Jim Henson’s The Power of the Dark Crystal #3 Review
Written by: Simon Spurrier
Art by: Kelly Matthews and Nichole Matthews
A challenge in converting a screenplay to a comic often comes down to pacing. 20 – 30 minutes of world building and exposition may invest a viewer, but it can drag a single issue of a comic down. After a strong start, the second issue was too heavy in exposition. Issue #2 ended with the new character, Thurma, shattering the crystal and releasing the evil Skeksis back into the world. The screenplay by Craig Pearce, Annette Duffy, and David Odell continues to stay true to the themes, pacing, and world of the original movie. Writer Simon Spurrier has more action to work with in this issue as the Skeksis waste no time to remind readers why they were the villains of the original tale.

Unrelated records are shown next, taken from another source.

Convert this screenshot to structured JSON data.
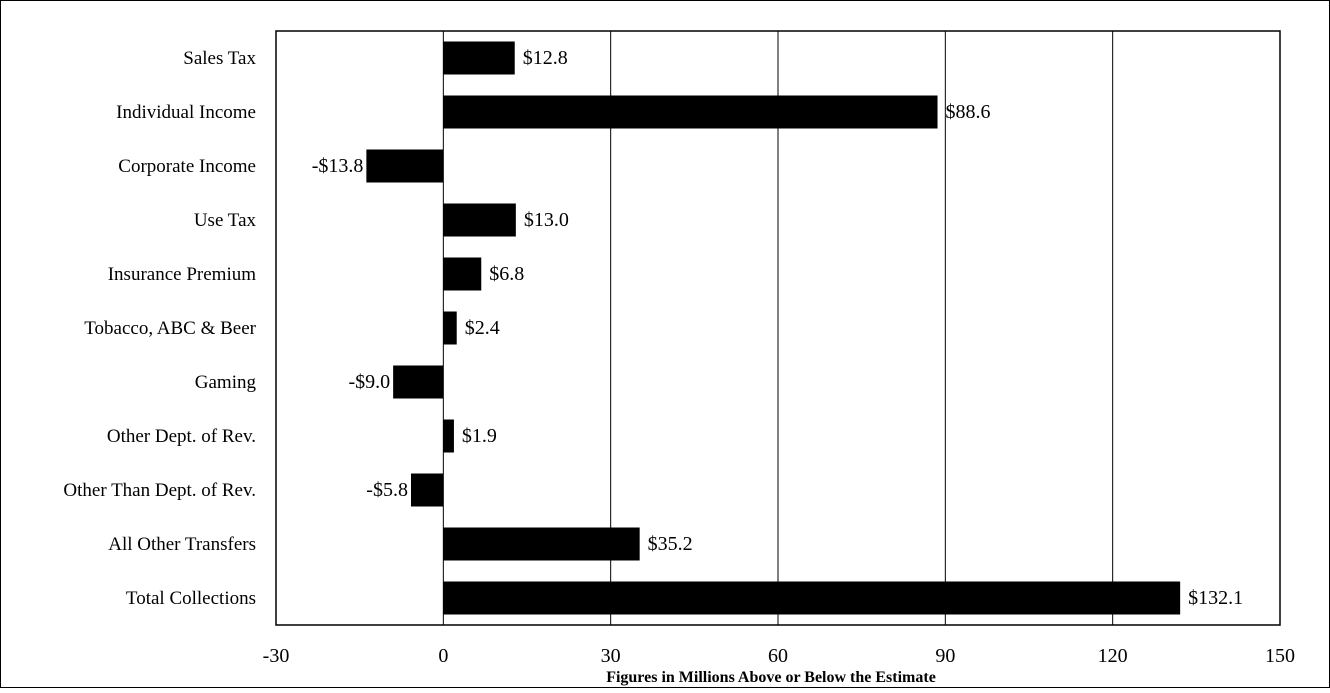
{
  "chart_data": {
    "type": "bar",
    "orientation": "horizontal",
    "categories": [
      "Sales Tax",
      "Individual Income",
      "Corporate Income",
      "Use Tax",
      "Insurance Premium",
      "Tobacco, ABC & Beer",
      "Gaming",
      "Other Dept. of Rev.",
      "Other Than Dept. of Rev.",
      "All Other Transfers",
      "Total Collections"
    ],
    "values": [
      12.8,
      88.6,
      -13.8,
      13.0,
      6.8,
      2.4,
      -9.0,
      1.9,
      -5.8,
      35.2,
      132.1
    ],
    "value_labels": [
      "$12.8",
      "$88.6",
      "-$13.8",
      "$13.0",
      "$6.8",
      "$2.4",
      "-$9.0",
      "$1.9",
      "-$5.8",
      "$35.2",
      "$132.1"
    ],
    "xlabel": "Figures in Millions Above or Below the Estimate",
    "xlim": [
      -30,
      150
    ],
    "xticks": [
      -30,
      0,
      30,
      60,
      90,
      120,
      150
    ],
    "xtick_labels": [
      "-30",
      "0",
      "30",
      "60",
      "90",
      "120",
      "150"
    ],
    "grid": "vertical",
    "legend": "none",
    "bar_color": "#000000"
  }
}
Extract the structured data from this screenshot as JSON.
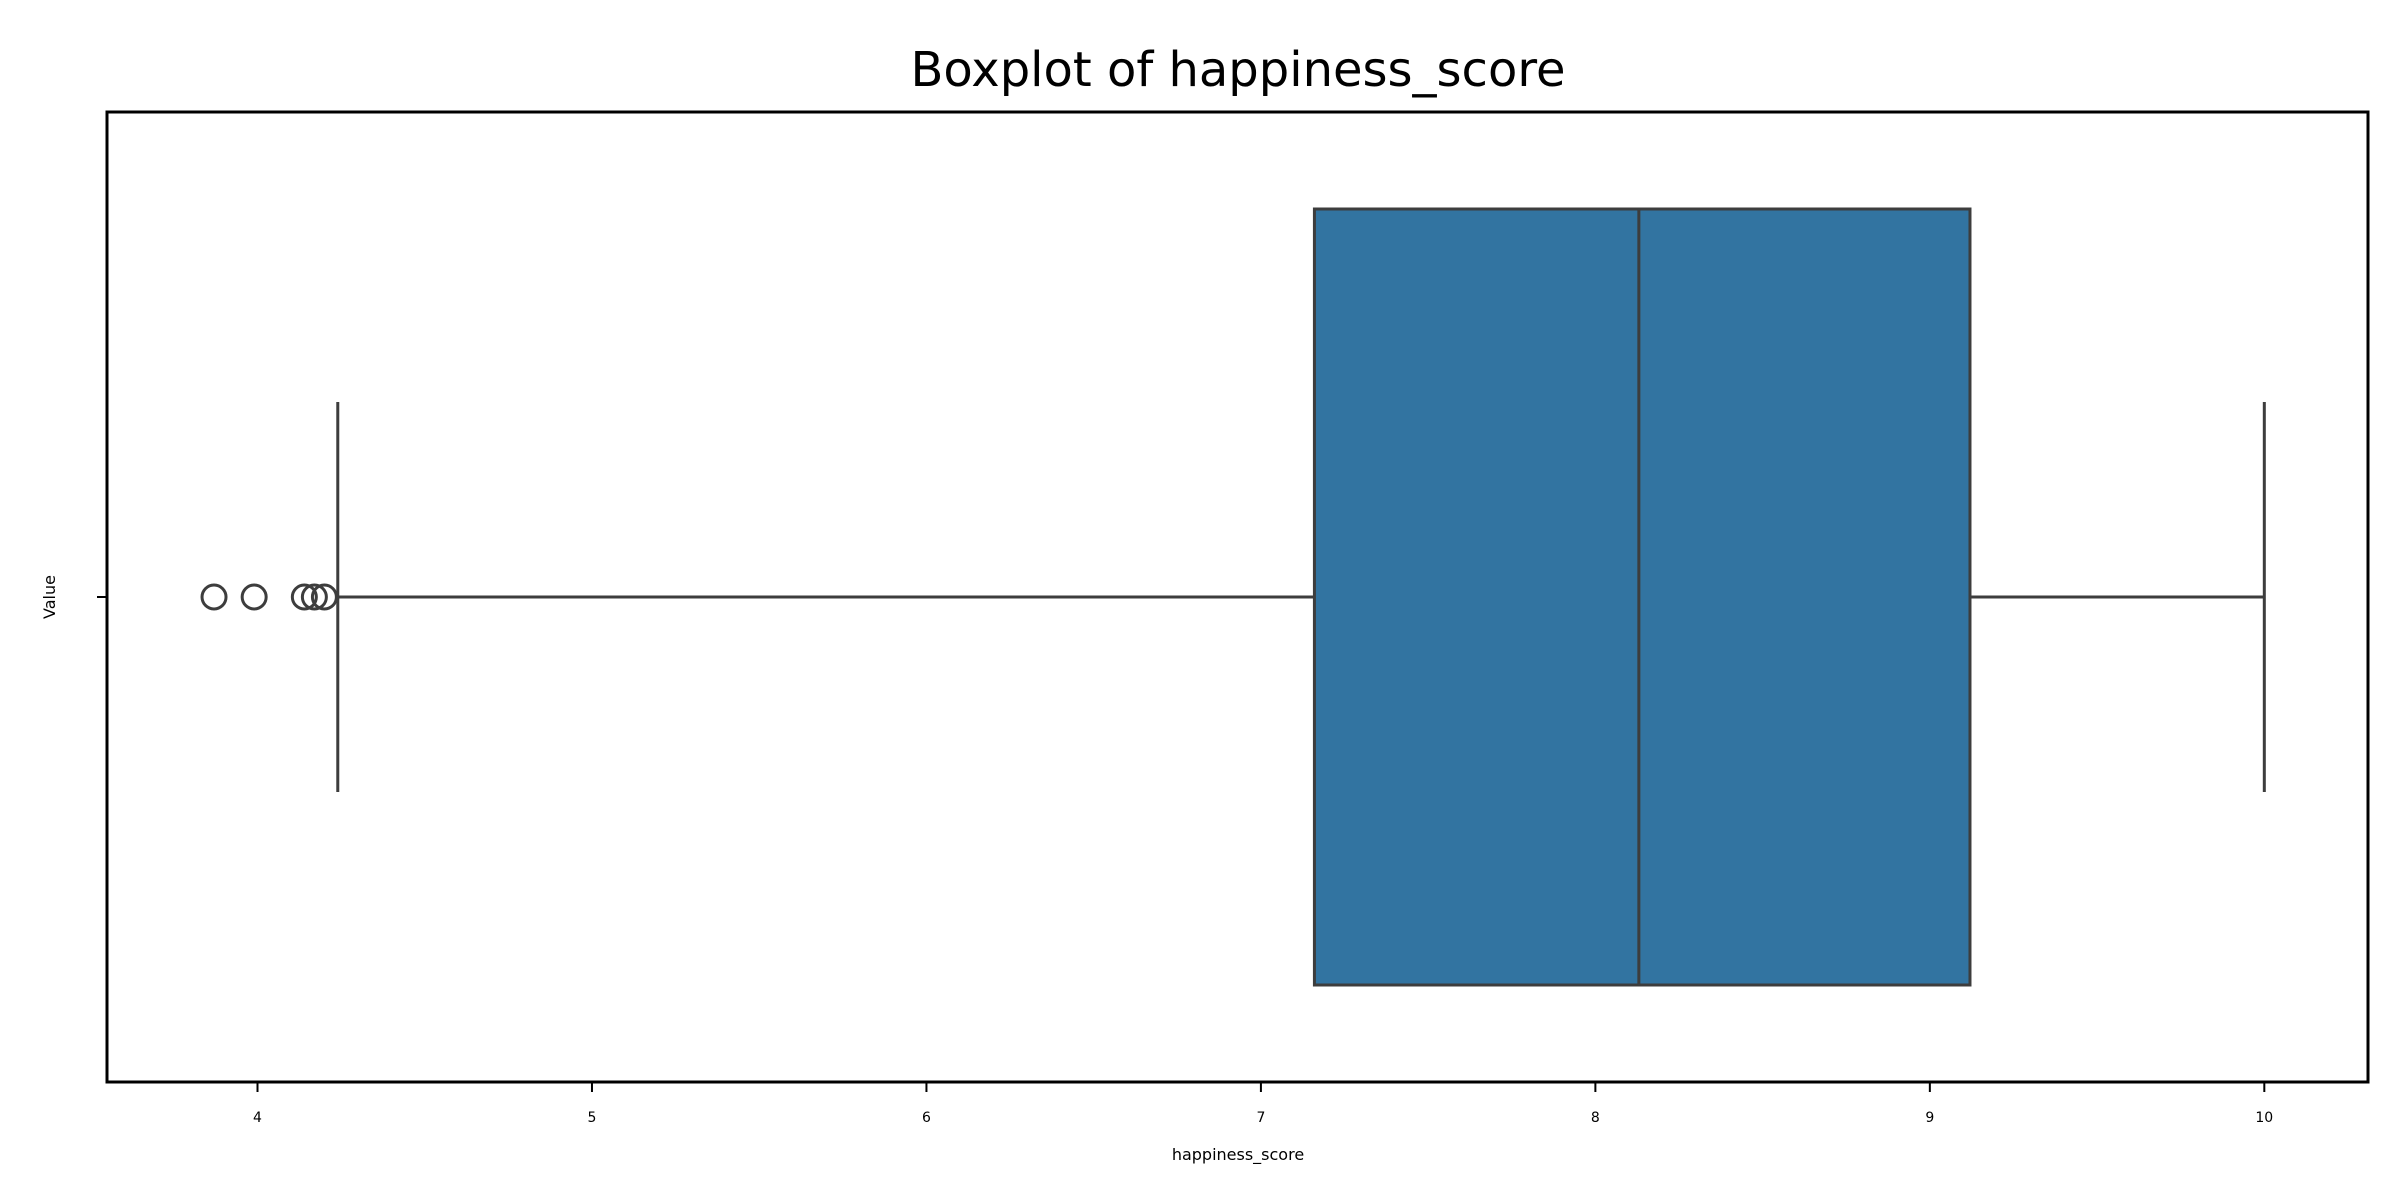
{
  "chart_data": {
    "type": "boxplot",
    "orientation": "horizontal",
    "title": "Boxplot of happiness_score",
    "xlabel": "happiness_score",
    "ylabel": "Value",
    "xlim": [
      3.55,
      10.31
    ],
    "x_ticks": [
      4,
      5,
      6,
      7,
      8,
      9,
      10
    ],
    "y_ticks": [
      ""
    ],
    "series": [
      {
        "whisker_low": 4.24,
        "q1": 7.16,
        "median": 8.13,
        "q3": 9.12,
        "whisker_high": 10.0,
        "outliers": [
          3.87,
          3.99,
          4.14,
          4.17,
          4.2
        ]
      }
    ],
    "box_color": "#3274a1",
    "line_color": "#3d3d3d",
    "grid": false,
    "legend": "none"
  }
}
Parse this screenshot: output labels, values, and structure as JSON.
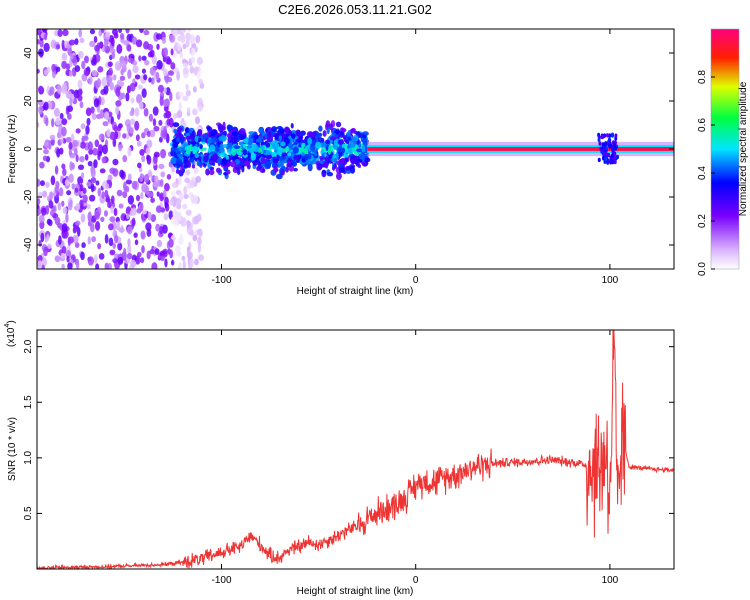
{
  "figure_title": "C2E6.2026.053.11.21.G02",
  "colors": {
    "snr_line": "#ee3333",
    "axis": "#000000",
    "colormap": [
      "#ffffff",
      "#7a00ff",
      "#0000ff",
      "#00e5ff",
      "#00ff40",
      "#e0ff00",
      "#ff2000",
      "#ff0080"
    ]
  },
  "chart_data": [
    {
      "type": "heatmap",
      "title": "",
      "xlabel": "Height of straight line (km)",
      "ylabel": "Frequency (Hz)",
      "xlim": [
        -195,
        133
      ],
      "ylim": [
        -50,
        50
      ],
      "x_ticks": [
        -100,
        0,
        100
      ],
      "y_ticks": [
        -40,
        -20,
        0,
        20,
        40
      ],
      "colorbar": {
        "label": "Normalized spectral amplitude",
        "range": [
          0.0,
          1.0
        ],
        "ticks": [
          0.0,
          0.2,
          0.4,
          0.6,
          0.8
        ],
        "tick_labels": [
          "0.0",
          "0.2",
          "0.4",
          "0.6",
          "0.8"
        ]
      },
      "features": [
        {
          "name": "diffuse noise",
          "x_range": [
            -195,
            -120
          ],
          "frequency_range": [
            -50,
            50
          ],
          "amplitude": 0.15
        },
        {
          "name": "scattered signal",
          "x_range": [
            -125,
            -25
          ],
          "frequency_range": [
            -12,
            12
          ],
          "amplitude": 0.4
        },
        {
          "name": "narrow carrier line",
          "x_range": [
            -25,
            133
          ],
          "frequency": 0,
          "amplitude": 0.95
        }
      ]
    },
    {
      "type": "line",
      "title": "",
      "xlabel": "Height of straight line (km)",
      "ylabel": "SNR (10 * v/v)",
      "y_scale_label": "(x10",
      "y_scale_exponent": "4",
      "xlim": [
        -195,
        133
      ],
      "ylim": [
        0,
        2.15
      ],
      "x_ticks": [
        -100,
        0,
        100
      ],
      "y_ticks": [
        0.5,
        1.0,
        1.5,
        2.0
      ],
      "y_tick_labels": [
        "0.5",
        "1.0",
        "1.5",
        "2.0"
      ],
      "series": [
        {
          "x": [
            -195,
            -160,
            -130,
            -120,
            -110,
            -100,
            -90,
            -85,
            -80,
            -75,
            -70,
            -65,
            -60,
            -55,
            -50,
            -45,
            -40,
            -35,
            -30,
            -25,
            -20,
            -15,
            -10,
            -5,
            0,
            5,
            10,
            15,
            20,
            30,
            40,
            50,
            60,
            70,
            80,
            85,
            90,
            95,
            98,
            100,
            102,
            104,
            106,
            110,
            120,
            133
          ],
          "y": [
            0.01,
            0.02,
            0.04,
            0.06,
            0.09,
            0.15,
            0.2,
            0.3,
            0.22,
            0.12,
            0.1,
            0.18,
            0.2,
            0.24,
            0.22,
            0.26,
            0.3,
            0.35,
            0.38,
            0.45,
            0.5,
            0.55,
            0.58,
            0.65,
            0.75,
            0.8,
            0.78,
            0.82,
            0.85,
            0.92,
            0.95,
            0.96,
            0.97,
            0.98,
            0.96,
            0.95,
            0.92,
            0.9,
            1.1,
            0.6,
            2.1,
            0.4,
            1.2,
            0.92,
            0.9,
            0.89
          ]
        }
      ]
    }
  ]
}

Spurrier once again creates excitement and suspense in how the action is framed and paced. With the return of the evil Skeksis and the shattering of the crystal, there are a number of plot threads all running concurrently. Spurrier creates a sense of momentum with these multiple confrontations. There are meaningful acknowledgments of the original movie characters, but Spurrier does not get bogged down in nostalgia.
There remain clues that all is not right within the world and that the planet has larger environmental issues. The plot threads of the shattered crystal and the returned Skeksis create narrative openings for themes about the abuse of power and the care of the world. Like most good fairy tales, there are meanings and applications to the real world within the story and The Power of the Dark Crystal has that same potential.
The artistic team of Kelly and Nicole Matthews continues to create a beautiful world and characters. Their stylistic coloring invokes a painted fairy tale that captures the mythical fantasy of the world. The artwork reflects the historic Muppet roots of these characters while adapting their uniqueness within a muted color palette.
Issue #3 brings excitement, confrontation, and drives the narrative forward. With picturesque artwork and solid pacing, The Power of the Dark Crystal returns to form. Even as the 3rd issue in the limited series, it remains accessible to new readers. True to fairy tales, there is a lot to hope for with this series and Spurrier and the Matthews duo are delivering.